All the blessings of this life and the wonders of this world pale into insignificance when compared with the all surpassing gift of our eternal salvation through Jesus Christ. The cry of humanity should therefore be: “What must we do to be saved?” In the Gospel passage appointed for this week we find the answer in the life of a blind beggar called Bartimaeus. Bartimaeus did three vital things to receive eternal life. Firstly, he confessed his utter need of God: “Jesus, Son of David, have mercy on me.” Next, when Jesus summoned him, he immediately jumped up and came to Jesus with an earnest request: “Teacher, I want to see.” Finally, after all this, he followed Jesus down the road as a completely changed man. The most beautiful gift in the universe is ours through these three simple steps. Praise God!
How important are hierarchies to us? Do we continually look up to people who hold positions of great status and / or power? Or, if we are one of these people, do we have a smug sense of superiority when we are asked what job we do? However, the most important question is what did Jesus think of hierarchies? The Gospel reading for this week is the account of James and John asking for a special privileged place with Jesus in heaven. Why did James and John think that they deserved this, above the other disciples? Perhaps it was their family connections. The fact that we know their father’s name suggests that he was a man of influence. Perhaps it was because they were part of what some scholars have called Jesus’ inner circle, along with Peter. For example, it was Peter, James and John who were present at the transfiguration and none of the others. We don’t know their motives but what we do know is Jesus’ response. In effect, Jesus says it is not about hierarchies at all. He cites those Gentile rulers who ‘lord it over’ their subjects as an example of the wrong way for his followers to behave. Instead says Jesus, ‘whoever wants to become great among you must be your servant and whoever wants to be first must become the slave of all’. Of course, Jesus not only said these words but modelled them in his own life and death where he came ‘not to be served but to serve and to give his life as a ransom for many’. Although these words are well known, I wonder how often we take them to heart? If we are serious about being a disciple of Jesus Christ we have to shed all forms of self-importance and start serving others.

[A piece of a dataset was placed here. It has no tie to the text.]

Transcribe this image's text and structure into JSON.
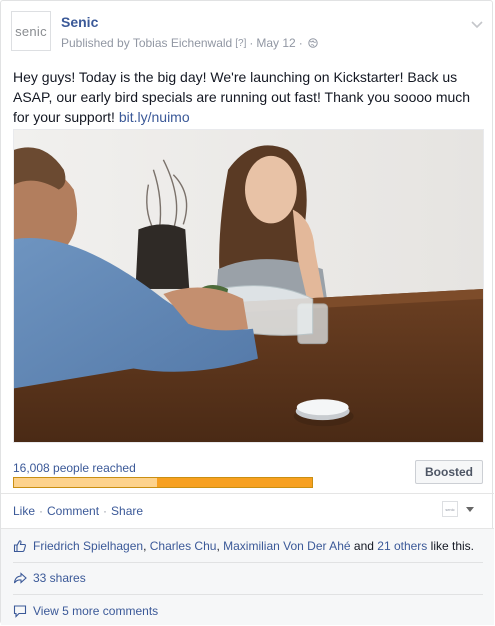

Within the life of the church we often pray for the poorest members of our community but, reading the Gospel passage assigned to this week, I wonder whether we should pray for the richest members of our society instead. Seen within the context of eternity, it is the rich who are most vulnerable to not receiving eternal life. It is the rich who are most likely to lose out. Why is this? There are, no doubt, many inter-linked reasons but here I will advance just three. Firstly, if we are rich and powerful, it is tempting to think that we have achieved this by our own skills, abilities and effort. It is tempting to forget that every single one of our talents and opportunities are just gifts from God. Secondly, in making decisions and choices it is tempting to rely on our own resources and never turn to God. Thirdly, with great resources come great opportunities and temptations for carnal pleasure. Ultimately, when people look up to you and start praising you for your wealth, the temptation is to put yourself on the throne of your life and displace God. The sin of pride abounds and the rich inherit wealth but forfeit their souls. Is it wrong to be materially rich therefore? The answer from Jesus is no, but it is very hard. Is it impossible for a materially rich person to enter the Kingdom of Heaven? Again, no, says Jesus because, with God all things are possible. But, says Jesus, if we are rich, we must be particularly careful. Here is the sting: in global terms the vast majority of people living in Guildford would be considered already as very rich!
The Gospel reading assigned to this week is Jesus’ teaching on divorce. As always, it is helpful to understand the context in which Jesus was speaking. In Jesus’ time, the Jewish law of divorce was based on Moses teaching in Deuteronomy. This could be interpreted as a man was able to divorce his wife (not the other way round) for trivial things. As a result, women were sometimes treated as ‘objects’ that could be disposed of if they did not please the man. A further consequence of this was that many Jewish girls were reluctant to get married as they had little security. Jesus, in effect, says this is all wrong. He replaces this loose interpretation, by some, of the law of Moses by highlighting the sanctity of marriage. Jesus goes back to the creation story to say that marriage was part of God’s original plan and designed to be permanent. It was a physical AND SPIRITUAL union which included family responsibilities. As such, no man-made laws should allow it to be easily dispensed with. Seen in this light, Jesus’ teaching is probably best interpreted as supporting both women and family life at a time when both were vulnerable to abuse.